Interpretive Summary: Despite highly successful eradication efforts in several countries, tuberculosis of cattle remains a serious health concern worldwide. In addition, recent outbreaks of tuberculosis in Michigan, California, Texas, and New Mexico demonstrate that the disease is far from eliminated from the United States. Improved techniques are needed for detection of infected cattle. To develop improved tests, it is beneficial to first understand the immune response to infection. In this study, specific host responses of cattle to tuberculosis infection were determined and compared to responses by cattle infected with similar bacteria. Specific tools were determined to distinguish tuberculous cattle from those infected with related bacteria. Knowledge obtained from this study will enable more accurate detection of cattle with tuberculosis.

Technical Abstract: Immunological diagnosis of Mycobacterium bovis infection of cattle often is confounded by cross-reactive responses resulting from exposure to other mycobacterial species, especially Mycobacterium avium. Early secretory antigenic target-6 (ESAT-6) and culture filtrate protein-10 (CFP-10) are dominant interferon (IFN)-gamma-inducing antigens of tuberculous mycobacteria; and, they are absent from many environmental non-tuberculous mycobacteria. However, esat-6 and cfp-10 are present in M. avium subsp. avium (M. avium) and M. avium subsp. paratuberculosis (Map). In vitro responses to a recombinant ESAT-6:CFP-10 fusion protein by blood leukocytes from cattle naturally-exposed to M. avium or experimentally-challenged with M. avium or Map were compared to responses by M. bovis-infected cattle.
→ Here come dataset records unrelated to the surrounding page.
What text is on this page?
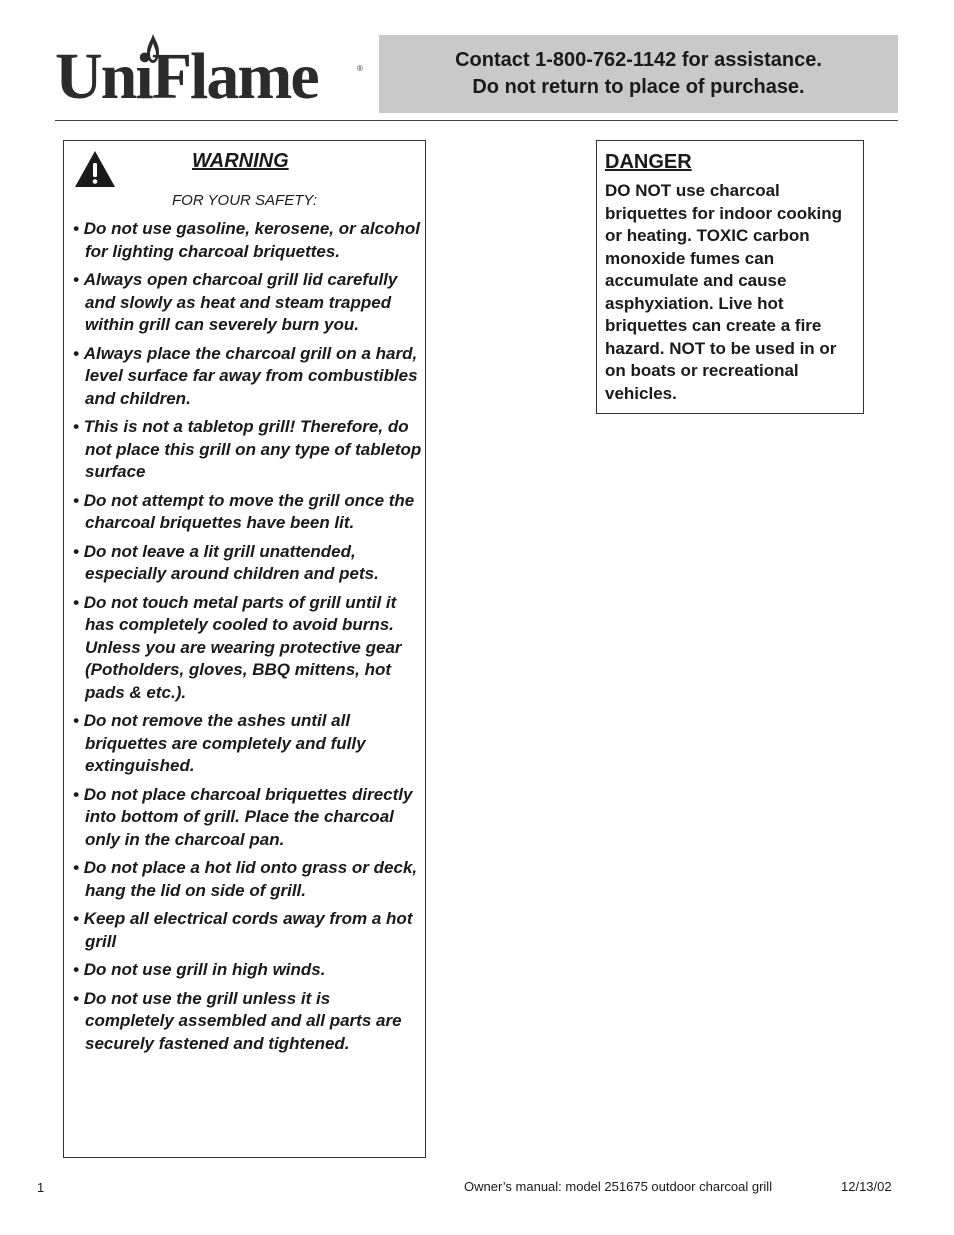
UniFlame	®	Contact 1-800-762-1142 for assistance.
Do not return to place of purchase.
WARNING
FOR YOUR SAFETY:
• Do not use gasoline, kerosene, or alcohol for lighting charcoal briquettes.
• Always open charcoal grill lid carefully and slowly as heat and steam trapped within grill can severely burn you.
• Always place the charcoal grill on a hard, level surface far away from combustibles and children.
• This is not a tabletop grill! Therefore, do not place this grill on any type of tabletop surface
• Do not attempt to move the grill once the charcoal briquettes have been lit.
• Do not leave a lit grill unattended, especially around children and pets.
• Do not touch metal parts of grill until it has completely cooled to avoid burns. Unless you are wearing protective gear (Potholders, gloves, BBQ mittens, hot pads & etc.).
• Do not remove the ashes until all briquettes are completely and fully extinguished.
• Do not place charcoal briquettes directly into bottom of grill. Place the charcoal only in the charcoal pan.
• Do not place a hot lid onto grass or deck, hang the lid on side of grill.
• Keep all electrical cords away from a hot grill
• Do not use grill in high winds.
• Do not use the grill unless it is completely assembled and all parts are securely fastened and tightened.
DANGER
DO NOT use charcoal briquettes for indoor cooking or heating. TOXIC carbon monoxide fumes can accumulate and cause asphyxiation. Live hot briquettes can create a fire hazard. NOT to be used in or on boats or recreational vehicles.
1	Owner’s manual: model 251675 outdoor charcoal grill	12/13/02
Responses to heterogeneous mycobacterial antigens [i.e., purified protein derivatives (PPD) and whole cell sonicates (WCS)] were also evaluated. Tumor necrosis factor (TNF)-alpha, IFN-gamma, and nitric oxide responses by M. bovis-infected cattle to rESAT-6:CFP-10 exceeded (P<0.05) corresponding responses by cattle sensitized naturally to M. avium. Experimental infection with M. bovis, M. avium, or Map induced significant (P<0.05) IFN-gamma and nitric oxide production to WCS and PPD antigens, regardless of the mycobacterial species used for the preparation of the antigen. Responses to homologous crude antigens generally exceeded responses to heterologous antigens. Nitric oxide and IFN-g responses to rESAT-6:CFP-10 by blood leukocytes from M. bovis-infected calves exceeded (P<0.05) corresponding responses of non-infected, M. avium-infected, and Map-infected calves. Despite the potential for secretion of immunogenic ESAT-6 and CFP-10 proteins by M. avium and Map, it appears that use of the rESAT-6:CFP-10 fusion protein will be useful for the detection of tuberculous cattle in herds with pre-existing sensitization to M. avium and/or Map.